По прошествии примерно трех недель Ниссль попросил меня посетить его вечером дома. Там он объявил мне: «Я считаю, что книга удалась. Но вы ведь наверняка рассчитываете получить доцентуру на основании этой работы. У меня, к сожалению, доцентами стали слишком многие, факультет больше не разрешает. Вам пришлось бы ждать, пока одного из доцентов не пригласят в другой университет или в другую клинику. А поэтому я навел справки: Крепелин в Мюнхене и Альцхаймер в Бреслау — оба готовы немедленно предоставить вам возможность получения доцентуры. Вы можете выбирать». Я ответил: «С Гейдельбергом у меня связано так много, что я предпочитаю оставаться здесь и ждать. Но, возможно, я смогу получить доцентуру по психологии на философском факультете. Мы бы основали там колонию, а позднее я смогу вернуться в клинику».

«Отлично!» — ответствовал Ниссль и помог мне исполнить задуманное, написав отзыв — рекомендацию для философского факультета, — другие рекомендации дали Макс Вебер и Кюльпе (из Мюнхена). Я получил доцентуру по психологии в 1913 году у Виндельбанда.

Я тогда и не подозревал, что этот шаг повлечет мой переход из мира медиков в философский мир университета. Меморандум родителям, направленный из Сильс — Марии, был позабыт. Теперь я преподавал психологию, печалясь, что приходится делать это вне связи с клиникой. Для наглядности я использовал массу таблиц, проводил простые эксперименты — и это при отсутствии Института психологии в университете.

То, что я в конечном итоге так и не вернулся к психиатрии, было вызвано, как мне представляется, внешними обстоятельствами — моей болезнью.
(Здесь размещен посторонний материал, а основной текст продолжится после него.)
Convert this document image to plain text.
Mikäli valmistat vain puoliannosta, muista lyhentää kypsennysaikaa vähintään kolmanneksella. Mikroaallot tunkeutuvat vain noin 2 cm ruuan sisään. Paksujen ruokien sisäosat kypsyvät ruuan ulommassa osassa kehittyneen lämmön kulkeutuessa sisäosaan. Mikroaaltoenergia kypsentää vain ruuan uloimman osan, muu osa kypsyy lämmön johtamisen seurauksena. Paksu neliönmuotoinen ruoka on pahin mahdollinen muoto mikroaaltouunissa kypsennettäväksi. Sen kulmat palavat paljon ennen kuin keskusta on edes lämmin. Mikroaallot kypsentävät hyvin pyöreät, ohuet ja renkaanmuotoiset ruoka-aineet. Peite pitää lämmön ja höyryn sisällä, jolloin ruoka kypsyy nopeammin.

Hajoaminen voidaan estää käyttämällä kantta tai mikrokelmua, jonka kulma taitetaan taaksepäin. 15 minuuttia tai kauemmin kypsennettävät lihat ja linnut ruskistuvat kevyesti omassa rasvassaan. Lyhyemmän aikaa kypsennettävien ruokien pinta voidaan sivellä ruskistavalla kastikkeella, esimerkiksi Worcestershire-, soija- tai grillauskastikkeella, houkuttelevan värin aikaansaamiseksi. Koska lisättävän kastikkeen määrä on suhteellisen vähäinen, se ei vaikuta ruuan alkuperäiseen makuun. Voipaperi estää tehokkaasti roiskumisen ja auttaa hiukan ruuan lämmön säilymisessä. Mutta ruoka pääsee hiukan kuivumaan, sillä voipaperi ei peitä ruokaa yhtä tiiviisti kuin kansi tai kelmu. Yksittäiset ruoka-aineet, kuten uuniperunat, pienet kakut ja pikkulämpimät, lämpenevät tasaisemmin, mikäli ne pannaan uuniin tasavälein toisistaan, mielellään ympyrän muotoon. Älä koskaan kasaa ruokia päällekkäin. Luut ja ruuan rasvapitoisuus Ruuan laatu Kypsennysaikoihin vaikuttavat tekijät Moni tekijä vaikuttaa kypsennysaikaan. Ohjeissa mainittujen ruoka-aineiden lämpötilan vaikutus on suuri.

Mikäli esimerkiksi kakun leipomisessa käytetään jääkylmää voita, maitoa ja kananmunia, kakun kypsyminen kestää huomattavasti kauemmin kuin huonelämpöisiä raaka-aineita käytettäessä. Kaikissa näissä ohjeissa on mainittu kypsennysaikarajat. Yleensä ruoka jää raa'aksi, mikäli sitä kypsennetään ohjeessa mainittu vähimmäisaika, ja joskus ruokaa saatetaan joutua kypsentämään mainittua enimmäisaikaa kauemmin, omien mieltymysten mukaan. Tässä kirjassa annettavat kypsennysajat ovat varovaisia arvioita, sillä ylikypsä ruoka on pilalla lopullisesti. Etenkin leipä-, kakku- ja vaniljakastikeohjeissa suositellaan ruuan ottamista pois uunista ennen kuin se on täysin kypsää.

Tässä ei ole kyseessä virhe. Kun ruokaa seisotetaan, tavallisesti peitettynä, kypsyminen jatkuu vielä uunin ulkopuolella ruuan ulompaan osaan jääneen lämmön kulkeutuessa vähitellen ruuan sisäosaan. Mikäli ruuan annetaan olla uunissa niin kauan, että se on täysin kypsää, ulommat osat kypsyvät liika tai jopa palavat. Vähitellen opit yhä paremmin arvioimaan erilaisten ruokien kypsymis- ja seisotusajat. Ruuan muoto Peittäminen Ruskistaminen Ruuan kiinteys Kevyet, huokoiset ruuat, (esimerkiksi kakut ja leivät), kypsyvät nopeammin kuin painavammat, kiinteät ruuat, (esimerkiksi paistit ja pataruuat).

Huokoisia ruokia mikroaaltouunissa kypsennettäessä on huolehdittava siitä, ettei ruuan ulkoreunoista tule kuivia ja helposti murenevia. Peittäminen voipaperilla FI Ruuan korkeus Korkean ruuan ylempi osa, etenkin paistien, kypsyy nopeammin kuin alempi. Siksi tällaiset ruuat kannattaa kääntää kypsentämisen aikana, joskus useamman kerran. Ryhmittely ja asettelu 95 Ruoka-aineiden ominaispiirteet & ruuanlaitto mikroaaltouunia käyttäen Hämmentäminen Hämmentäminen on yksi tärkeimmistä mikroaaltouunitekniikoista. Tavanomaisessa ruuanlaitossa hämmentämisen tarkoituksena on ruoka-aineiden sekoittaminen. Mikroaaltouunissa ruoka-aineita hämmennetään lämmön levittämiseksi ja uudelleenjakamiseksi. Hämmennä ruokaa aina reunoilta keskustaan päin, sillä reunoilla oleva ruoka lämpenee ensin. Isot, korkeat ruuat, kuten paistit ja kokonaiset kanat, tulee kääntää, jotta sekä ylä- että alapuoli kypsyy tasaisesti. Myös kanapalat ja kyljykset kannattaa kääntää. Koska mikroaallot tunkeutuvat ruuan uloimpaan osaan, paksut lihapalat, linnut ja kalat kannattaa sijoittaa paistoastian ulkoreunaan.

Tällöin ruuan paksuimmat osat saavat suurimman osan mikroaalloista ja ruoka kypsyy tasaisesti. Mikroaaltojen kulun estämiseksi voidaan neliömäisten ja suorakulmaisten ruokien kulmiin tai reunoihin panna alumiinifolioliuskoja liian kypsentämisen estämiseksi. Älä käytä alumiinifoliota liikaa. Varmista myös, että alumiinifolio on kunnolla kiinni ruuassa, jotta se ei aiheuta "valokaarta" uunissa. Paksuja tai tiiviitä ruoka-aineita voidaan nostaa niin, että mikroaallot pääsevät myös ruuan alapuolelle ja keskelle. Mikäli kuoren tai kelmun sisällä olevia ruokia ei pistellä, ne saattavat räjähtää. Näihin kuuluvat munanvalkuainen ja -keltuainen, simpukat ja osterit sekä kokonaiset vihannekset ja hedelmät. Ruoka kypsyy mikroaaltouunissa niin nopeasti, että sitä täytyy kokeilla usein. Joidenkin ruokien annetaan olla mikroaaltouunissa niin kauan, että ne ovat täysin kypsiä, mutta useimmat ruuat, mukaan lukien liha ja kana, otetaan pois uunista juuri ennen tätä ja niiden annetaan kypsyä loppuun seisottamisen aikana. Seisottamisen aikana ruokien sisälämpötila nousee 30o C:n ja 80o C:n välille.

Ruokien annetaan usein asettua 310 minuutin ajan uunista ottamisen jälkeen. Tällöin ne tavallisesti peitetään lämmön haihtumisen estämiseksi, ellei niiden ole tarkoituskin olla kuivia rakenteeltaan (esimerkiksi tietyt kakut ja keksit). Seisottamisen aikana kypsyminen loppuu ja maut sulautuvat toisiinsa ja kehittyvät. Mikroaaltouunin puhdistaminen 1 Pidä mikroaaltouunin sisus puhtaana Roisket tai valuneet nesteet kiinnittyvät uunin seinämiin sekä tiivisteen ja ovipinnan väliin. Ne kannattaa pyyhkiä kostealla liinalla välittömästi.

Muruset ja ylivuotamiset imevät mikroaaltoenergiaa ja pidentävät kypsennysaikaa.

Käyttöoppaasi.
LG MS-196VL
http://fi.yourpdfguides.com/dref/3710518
Когда во время Первой мировой войны тогдашний декан, профессор Готтлиб, спросил меня, приму ли я, как последователь и ученик Ниссля, приглашение возглавить исследовательскую психиатрическую клинику в Мюнхене, я попросил несколько дней на размышление. Мы раздумывали вместе с женой, не согласиться ли: ведь мы получили бы квартиру при клинике, а я в значительной мере освободился бы от обременительной практической деятельности. В итоге мы решили, что данный вариант совершенно невозможен из‑за моего физического состояния. Я не мог брать на себя ответственность за надлежащее руководство клиникой. Отказ дался мне тогда очень тяжело. Пределом своих желаний я считал в то время возможность вместе с единомышленниками поддерживать дух клиники, следуя по пути, уже выбранному в соответствии с традициями, и развивать этот дух — как в научных исследованиях, так и во врачебной деятельности. Такое казалось неизмеримо более значительным, чем просто преподавание в университете — в окружении книг и бумаг, довольствуясь случайными жизненными впечатлениями и редкими поездками.
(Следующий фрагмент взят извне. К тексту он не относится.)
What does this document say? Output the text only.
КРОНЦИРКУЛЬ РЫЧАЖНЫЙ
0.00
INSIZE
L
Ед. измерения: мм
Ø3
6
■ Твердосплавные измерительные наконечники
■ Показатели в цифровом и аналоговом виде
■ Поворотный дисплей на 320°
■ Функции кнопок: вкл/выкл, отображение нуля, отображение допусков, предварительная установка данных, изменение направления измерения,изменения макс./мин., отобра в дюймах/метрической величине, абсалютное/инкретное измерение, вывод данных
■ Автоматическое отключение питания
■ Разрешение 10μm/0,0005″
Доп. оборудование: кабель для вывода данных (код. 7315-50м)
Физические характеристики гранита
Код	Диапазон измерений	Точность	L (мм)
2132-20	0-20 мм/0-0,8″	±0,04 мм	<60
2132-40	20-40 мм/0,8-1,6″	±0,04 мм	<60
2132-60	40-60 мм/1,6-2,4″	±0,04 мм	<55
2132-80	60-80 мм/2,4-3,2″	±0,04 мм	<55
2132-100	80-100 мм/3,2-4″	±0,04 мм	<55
Это стоит отметить сейчас, оглядываясь назад. То, что я сделал вынужденно, из‑за болезни, против своей воли — окончательно выбрал философский факультет, — на деле оказалось выбором пути, предначертанного мне от рождения. Я философствовал с младых лет. Медициной и психопатологией я занялся потому, что меня подтолкнул к этому интерес к философии. Я не решился прямо выбрать философию, сделав ее главным делом в жизни, поскольку испытывал трепет — уж больно велики были открывающиеся задачи, и позднее я тоже не собирался избирать такую стезю. Цель была такова: преподавать психологию, занимая кафедру философии, которая была бы таковой только по названию, а на деле являлась бы кафедрой психологии. Тот поворот судьбы, который был перенесен столь болезненно, поскольку пришлось отказываться от многого, на деле оказался счастливым, ибо мне открылось поле широких возможностей. А в последующие годы к этому полю возможностей добавилась философия. Но я сохранил верность труду своей молодости. «Психопатология» всегда была дорога мне.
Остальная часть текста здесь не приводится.